Munger’s cucumber work encompasses whole lines of Tablegreens, Marketmores, Spacemasters and Poinsetts. The first fusarium wilt-resistant muskmelon, Iroquois, came out of his doctoral research at Cornell in 1941. He also introduced Delicious 51 muskmelon. Both melons are still widely available today. His work on mildness in storage onions led to the joint release of hybrid Sweet Sandwich.

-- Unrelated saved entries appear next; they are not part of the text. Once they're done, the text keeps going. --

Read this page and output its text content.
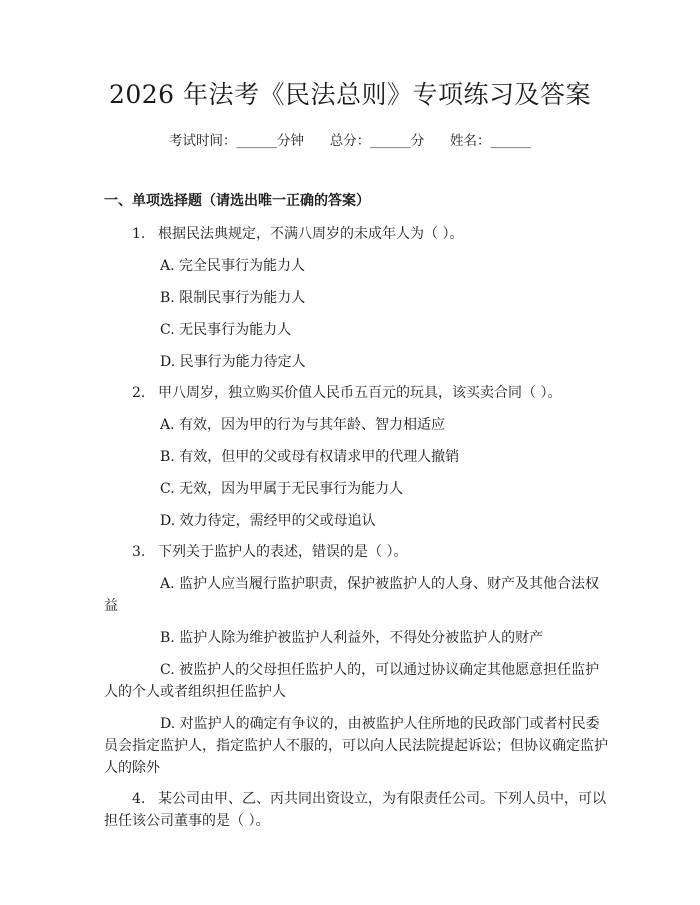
2026 年法考《民法总则》专项练习及答案
考试时间：______分钟      总分：______分      姓名：______
一、单项选择题（请选出唯一正确的答案）
1. 根据民法典规定，不满八周岁的未成年人为（ ）。
A. 完全民事行为能力人
B. 限制民事行为能力人
C. 无民事行为能力人
D. 民事行为能力待定人
2. 甲八周岁，独立购买价值人民币五百元的玩具，该买卖合同（ ）。
A. 有效，因为甲的行为与其年龄、智力相适应
B. 有效，但甲的父或母有权请求甲的代理人撤销
C. 无效，因为甲属于无民事行为能力人
D. 效力待定，需经甲的父或母追认
3. 下列关于监护人的表述，错误的是（ ）。
A. 监护人应当履行监护职责，保护被监护人的人身、财产及其他合法权
益
B. 监护人除为维护被监护人利益外，不得处分被监护人的财产
C. 被监护人的父母担任监护人的，可以通过协议确定其他愿意担任监护
人的个人或者组织担任监护人
D. 对监护人的确定有争议的，由被监护人住所地的民政部门或者村民委
员会指定监护人，指定监护人不服的，可以向人民法院提起诉讼；但协议确定监护
人的除外
4. 某公司由甲、乙、丙共同出资设立，为有限责任公司。下列人员中，可以
担任该公司董事的是（ ）。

He has specialized in the production of cultivars, inbreds and breeding lines carrying high levels of tolerance or resistance to diseases. Virtually all U.S. slicing cucumbers carry disease resistance and improved color developed in Munger’s breeding program. Disease resistance in summer squash originated from interspecific hybrids made at Cornell.
Probably half of all commercial carrots sold in the U.S. and Europe are hybrids of a chance discovery Dr. Munger made in Orleans, MA in 1953. While picking blueberries, he noticed a wild carrot plant with pink-petaled flowers instead of white. It turned out to be a rare male-sterile that became the mother of hybrid carrot seed production. Through carrot hybridization, plant breeders have increased carotene content and improved taste, uniformity and appearance.